Feature Requirements

  • Editing context (name and description)

  • Editing template variable values

  • Deleting a view

Option 1

  • Consistent with the current “Manage Views” modal but displays a description and actions under a kebab icon.

  • Covers entire Dashboard.

  • Requires an extra click to open the modal and see the context.

Option 3 ✔

  • Follows the Notebooks slash command menu.

  • Feels natural next to the dropdown select menu.

  • Feels lightweight and easily dismissible with hovering UI. Non-invasive and not bulky.

BUILDING AN EXPERIENCE

Adding Edit Functionality to Saved Views

Designing the editing experience was the most difficult part of this project because of how the Dashboard header is set up. The user needs to be able to easily recognize when they’re in the edit state and not.

Option 1

  • “Save changes” and “Cancel” button to the right of template variables would confuse the user on what they are editing — the template variables or the Saved View’s template variable values.

  • Adding too many actions too the header makes it too dynamic.

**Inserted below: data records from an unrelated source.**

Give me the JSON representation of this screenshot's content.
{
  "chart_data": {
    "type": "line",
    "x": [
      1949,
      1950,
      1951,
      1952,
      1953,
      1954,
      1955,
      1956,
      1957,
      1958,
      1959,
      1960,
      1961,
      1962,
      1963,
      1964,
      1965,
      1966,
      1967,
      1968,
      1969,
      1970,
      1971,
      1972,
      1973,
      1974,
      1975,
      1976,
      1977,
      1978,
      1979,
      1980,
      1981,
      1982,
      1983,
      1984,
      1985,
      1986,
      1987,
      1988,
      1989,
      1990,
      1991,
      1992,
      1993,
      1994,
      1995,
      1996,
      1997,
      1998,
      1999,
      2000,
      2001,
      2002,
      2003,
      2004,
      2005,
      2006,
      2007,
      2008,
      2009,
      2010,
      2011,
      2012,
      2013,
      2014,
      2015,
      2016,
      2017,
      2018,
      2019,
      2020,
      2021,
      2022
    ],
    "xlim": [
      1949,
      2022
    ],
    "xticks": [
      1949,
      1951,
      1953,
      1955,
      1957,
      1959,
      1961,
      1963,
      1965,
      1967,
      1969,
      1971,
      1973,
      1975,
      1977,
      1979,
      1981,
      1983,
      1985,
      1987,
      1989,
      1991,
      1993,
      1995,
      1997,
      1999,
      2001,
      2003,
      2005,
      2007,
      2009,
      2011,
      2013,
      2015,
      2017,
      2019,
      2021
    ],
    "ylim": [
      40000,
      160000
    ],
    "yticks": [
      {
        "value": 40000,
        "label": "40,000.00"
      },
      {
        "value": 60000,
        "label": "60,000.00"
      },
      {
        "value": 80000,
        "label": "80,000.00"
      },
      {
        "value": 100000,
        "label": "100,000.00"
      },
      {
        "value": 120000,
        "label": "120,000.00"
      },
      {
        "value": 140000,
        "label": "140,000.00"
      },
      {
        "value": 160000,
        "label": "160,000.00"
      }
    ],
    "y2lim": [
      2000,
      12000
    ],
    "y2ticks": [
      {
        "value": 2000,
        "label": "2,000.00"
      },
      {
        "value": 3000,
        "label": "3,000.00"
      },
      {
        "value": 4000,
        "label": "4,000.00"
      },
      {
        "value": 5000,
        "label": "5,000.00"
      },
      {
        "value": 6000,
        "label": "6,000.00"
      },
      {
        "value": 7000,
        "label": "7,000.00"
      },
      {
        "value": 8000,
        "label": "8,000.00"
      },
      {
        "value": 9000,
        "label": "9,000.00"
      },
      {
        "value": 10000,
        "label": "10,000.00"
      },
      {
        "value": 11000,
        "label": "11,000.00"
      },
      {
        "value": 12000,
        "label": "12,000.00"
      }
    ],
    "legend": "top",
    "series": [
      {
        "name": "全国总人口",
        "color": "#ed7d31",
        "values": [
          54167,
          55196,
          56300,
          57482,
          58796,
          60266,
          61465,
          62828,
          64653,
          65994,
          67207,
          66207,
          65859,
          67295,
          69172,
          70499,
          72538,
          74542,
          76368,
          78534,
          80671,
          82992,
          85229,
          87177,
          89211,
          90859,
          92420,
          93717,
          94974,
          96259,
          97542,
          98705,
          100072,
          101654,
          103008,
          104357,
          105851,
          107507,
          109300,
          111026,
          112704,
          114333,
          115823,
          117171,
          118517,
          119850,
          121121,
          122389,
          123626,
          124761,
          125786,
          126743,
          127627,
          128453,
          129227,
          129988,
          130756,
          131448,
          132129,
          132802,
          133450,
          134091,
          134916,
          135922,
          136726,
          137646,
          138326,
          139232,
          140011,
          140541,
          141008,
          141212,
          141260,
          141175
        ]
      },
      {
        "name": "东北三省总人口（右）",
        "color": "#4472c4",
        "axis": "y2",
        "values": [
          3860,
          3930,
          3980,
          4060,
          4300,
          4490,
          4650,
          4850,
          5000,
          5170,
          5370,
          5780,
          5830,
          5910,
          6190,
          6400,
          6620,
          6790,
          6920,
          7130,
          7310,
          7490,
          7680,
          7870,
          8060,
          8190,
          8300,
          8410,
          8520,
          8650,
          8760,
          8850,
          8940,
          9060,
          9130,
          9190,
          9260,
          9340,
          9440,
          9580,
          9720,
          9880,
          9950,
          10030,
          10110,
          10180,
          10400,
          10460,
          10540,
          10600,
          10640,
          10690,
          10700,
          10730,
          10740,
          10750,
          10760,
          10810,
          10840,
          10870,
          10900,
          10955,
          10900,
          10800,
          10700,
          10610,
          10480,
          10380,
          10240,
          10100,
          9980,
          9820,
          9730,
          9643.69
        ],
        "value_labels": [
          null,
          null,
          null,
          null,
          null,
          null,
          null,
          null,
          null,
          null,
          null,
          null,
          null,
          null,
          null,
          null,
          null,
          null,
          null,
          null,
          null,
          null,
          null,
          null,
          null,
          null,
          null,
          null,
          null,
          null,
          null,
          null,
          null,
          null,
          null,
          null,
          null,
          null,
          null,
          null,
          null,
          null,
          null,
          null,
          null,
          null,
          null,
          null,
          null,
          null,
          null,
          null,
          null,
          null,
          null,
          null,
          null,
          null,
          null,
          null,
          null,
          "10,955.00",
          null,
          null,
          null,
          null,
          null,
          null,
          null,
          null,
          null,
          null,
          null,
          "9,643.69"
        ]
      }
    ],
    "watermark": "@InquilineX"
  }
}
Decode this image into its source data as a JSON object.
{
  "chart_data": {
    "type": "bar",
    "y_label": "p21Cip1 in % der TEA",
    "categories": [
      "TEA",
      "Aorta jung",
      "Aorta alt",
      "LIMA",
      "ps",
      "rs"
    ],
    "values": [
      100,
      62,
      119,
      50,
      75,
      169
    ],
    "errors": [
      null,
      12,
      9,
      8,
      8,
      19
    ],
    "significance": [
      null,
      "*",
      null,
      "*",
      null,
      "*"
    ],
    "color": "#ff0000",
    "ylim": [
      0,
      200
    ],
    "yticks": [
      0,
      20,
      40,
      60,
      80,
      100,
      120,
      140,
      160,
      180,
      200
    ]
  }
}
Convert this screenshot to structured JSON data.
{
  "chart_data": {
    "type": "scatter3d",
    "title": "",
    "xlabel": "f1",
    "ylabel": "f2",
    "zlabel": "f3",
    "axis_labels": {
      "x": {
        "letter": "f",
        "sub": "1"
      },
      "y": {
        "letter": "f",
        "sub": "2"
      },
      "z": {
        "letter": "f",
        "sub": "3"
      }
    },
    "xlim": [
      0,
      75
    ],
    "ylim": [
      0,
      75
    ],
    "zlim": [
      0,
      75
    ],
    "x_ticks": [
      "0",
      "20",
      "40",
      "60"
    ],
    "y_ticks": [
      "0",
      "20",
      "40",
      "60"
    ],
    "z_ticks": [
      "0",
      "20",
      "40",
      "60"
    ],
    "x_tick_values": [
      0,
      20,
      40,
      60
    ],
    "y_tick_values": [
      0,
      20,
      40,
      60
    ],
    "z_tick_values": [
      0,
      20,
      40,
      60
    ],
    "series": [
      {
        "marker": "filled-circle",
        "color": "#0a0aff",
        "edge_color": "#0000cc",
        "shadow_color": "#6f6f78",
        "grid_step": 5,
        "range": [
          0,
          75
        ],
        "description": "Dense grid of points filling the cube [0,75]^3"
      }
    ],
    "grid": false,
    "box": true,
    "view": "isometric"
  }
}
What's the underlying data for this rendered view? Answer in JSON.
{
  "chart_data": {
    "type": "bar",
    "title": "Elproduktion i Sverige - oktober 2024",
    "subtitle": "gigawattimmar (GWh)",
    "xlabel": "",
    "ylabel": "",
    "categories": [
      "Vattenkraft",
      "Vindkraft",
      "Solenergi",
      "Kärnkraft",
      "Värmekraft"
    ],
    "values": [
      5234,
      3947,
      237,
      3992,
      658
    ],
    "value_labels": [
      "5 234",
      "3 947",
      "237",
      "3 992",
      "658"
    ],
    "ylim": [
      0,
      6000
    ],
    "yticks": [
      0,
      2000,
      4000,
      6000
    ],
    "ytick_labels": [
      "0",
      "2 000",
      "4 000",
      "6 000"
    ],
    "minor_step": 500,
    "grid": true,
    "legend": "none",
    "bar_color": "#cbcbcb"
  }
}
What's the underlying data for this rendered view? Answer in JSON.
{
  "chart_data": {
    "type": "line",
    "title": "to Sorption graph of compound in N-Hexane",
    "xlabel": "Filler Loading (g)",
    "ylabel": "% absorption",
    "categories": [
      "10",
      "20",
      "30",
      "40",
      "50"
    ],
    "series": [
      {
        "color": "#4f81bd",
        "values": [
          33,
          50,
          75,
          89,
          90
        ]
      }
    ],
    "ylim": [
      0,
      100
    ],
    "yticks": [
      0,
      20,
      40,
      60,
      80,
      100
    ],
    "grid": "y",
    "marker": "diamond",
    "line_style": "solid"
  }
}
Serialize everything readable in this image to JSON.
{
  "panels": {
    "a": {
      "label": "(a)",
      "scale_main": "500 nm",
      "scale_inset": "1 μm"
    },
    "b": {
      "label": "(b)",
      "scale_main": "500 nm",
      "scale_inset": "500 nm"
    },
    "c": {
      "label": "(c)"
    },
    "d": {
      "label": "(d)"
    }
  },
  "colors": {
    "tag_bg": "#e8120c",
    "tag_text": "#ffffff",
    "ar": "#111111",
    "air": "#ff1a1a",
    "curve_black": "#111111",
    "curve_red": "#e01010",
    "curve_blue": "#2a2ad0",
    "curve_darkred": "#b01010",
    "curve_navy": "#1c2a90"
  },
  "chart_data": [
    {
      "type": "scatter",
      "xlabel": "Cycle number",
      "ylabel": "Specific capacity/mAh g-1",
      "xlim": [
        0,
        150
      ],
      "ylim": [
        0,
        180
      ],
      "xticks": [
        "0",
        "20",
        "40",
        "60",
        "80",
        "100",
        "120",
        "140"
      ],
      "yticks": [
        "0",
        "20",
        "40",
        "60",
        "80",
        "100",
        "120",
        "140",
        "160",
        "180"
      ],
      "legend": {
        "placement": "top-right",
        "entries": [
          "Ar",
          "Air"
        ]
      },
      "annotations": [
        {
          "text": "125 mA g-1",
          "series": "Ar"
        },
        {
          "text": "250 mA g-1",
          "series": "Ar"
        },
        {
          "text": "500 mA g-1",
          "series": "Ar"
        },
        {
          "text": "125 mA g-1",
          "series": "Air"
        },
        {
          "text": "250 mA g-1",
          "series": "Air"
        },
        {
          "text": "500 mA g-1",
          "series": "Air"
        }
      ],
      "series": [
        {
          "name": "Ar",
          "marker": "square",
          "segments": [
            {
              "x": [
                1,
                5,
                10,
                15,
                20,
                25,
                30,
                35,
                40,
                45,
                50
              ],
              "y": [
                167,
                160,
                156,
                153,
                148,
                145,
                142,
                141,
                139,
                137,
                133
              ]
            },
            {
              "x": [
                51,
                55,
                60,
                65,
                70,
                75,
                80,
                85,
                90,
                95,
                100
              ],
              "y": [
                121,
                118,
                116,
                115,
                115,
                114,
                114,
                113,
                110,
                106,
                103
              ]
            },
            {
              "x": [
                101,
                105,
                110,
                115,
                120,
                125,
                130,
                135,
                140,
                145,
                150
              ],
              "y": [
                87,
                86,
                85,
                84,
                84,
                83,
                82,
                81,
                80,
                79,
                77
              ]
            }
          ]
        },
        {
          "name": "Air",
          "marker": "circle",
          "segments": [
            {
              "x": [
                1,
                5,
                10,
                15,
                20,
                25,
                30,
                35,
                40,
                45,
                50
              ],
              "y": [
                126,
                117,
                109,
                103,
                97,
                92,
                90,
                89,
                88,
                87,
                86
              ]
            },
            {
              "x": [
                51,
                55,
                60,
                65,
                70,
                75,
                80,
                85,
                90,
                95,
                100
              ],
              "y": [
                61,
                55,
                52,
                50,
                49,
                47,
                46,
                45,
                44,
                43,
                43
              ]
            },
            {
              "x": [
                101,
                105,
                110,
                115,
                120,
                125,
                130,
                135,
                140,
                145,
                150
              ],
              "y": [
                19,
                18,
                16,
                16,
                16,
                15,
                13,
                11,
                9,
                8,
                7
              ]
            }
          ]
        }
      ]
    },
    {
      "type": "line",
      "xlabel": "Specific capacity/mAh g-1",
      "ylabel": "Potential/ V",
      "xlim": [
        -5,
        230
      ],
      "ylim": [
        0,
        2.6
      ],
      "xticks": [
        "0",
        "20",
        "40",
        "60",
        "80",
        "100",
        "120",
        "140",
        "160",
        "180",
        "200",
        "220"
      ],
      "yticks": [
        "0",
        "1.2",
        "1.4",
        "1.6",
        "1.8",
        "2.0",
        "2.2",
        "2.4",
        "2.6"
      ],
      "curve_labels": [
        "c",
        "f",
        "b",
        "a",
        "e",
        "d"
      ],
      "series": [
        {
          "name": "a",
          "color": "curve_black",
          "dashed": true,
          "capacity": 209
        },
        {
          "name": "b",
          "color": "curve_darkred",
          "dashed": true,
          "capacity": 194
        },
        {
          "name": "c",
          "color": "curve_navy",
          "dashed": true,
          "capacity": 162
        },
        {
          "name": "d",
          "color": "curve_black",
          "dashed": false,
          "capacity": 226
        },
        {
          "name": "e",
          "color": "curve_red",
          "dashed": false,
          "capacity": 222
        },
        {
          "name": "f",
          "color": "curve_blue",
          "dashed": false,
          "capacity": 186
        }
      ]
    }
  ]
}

  • Unobtrusive — allows users to see live changes to Dashboard widgets.

Option 2 ✔

  • Altered message box for Dashboards with CTA.

  • Description helps users navigate the new functionality.

  • Unobtrusive — allows users to see live changes to Dashboard widgets.

FINAL TOUCHES

Onboarding

To introduce users to Saved Views and any new updates, I created an onboarding section in the preview side of the dropdown when a user hovers over the “Save selections as view” option in the dropdown.

This onboarding section details what Saved Views is and links to Datadog’s docs, describes how to create a Saved View, and updates to the feature.

Saved Views Onboarding

Editing Name and Description

Finally, I explored ways to edit a Saved View’s name and description.

Option 1

  • Modal editing

  • Breaks the user’s flow of navigating Saved Views

  • Prevents user from seeing Dashboard

Option 2 ✔

  • Inline editing

  • Seamless integration — feels like a “single pane of glass

  • Reduces the disconnect compared to when a modal appears

BRINGING IT TOGETHER

Final Design & Prototype

Creating a Saved View

Editing a Saved View’s Template Variable Values

Editing a Saved View’s Name and Description

FINAL THOUGHTS

Key Takeaways

During this internship, I worked extensively within a large, constantly updating design system for the first time, learned how to present work to multiple stakeholders at different levels frequently for feedback, and conduct customer-centric research. My main takeaways were:

  • Learning how to find the root problem of an issue and define a scope before jumping into designing.

  • Feedback is feedback — not an order. Balancing and finding the gold nuggets in feedback from multiple stakeholders is the key to success.

  • Recognizing when to stray from the design system is necessary to create innovative solutions.

I am incredibly thankful to everyone I worked with at Datadog. Their guidance and support were truly helped me grow as a designer.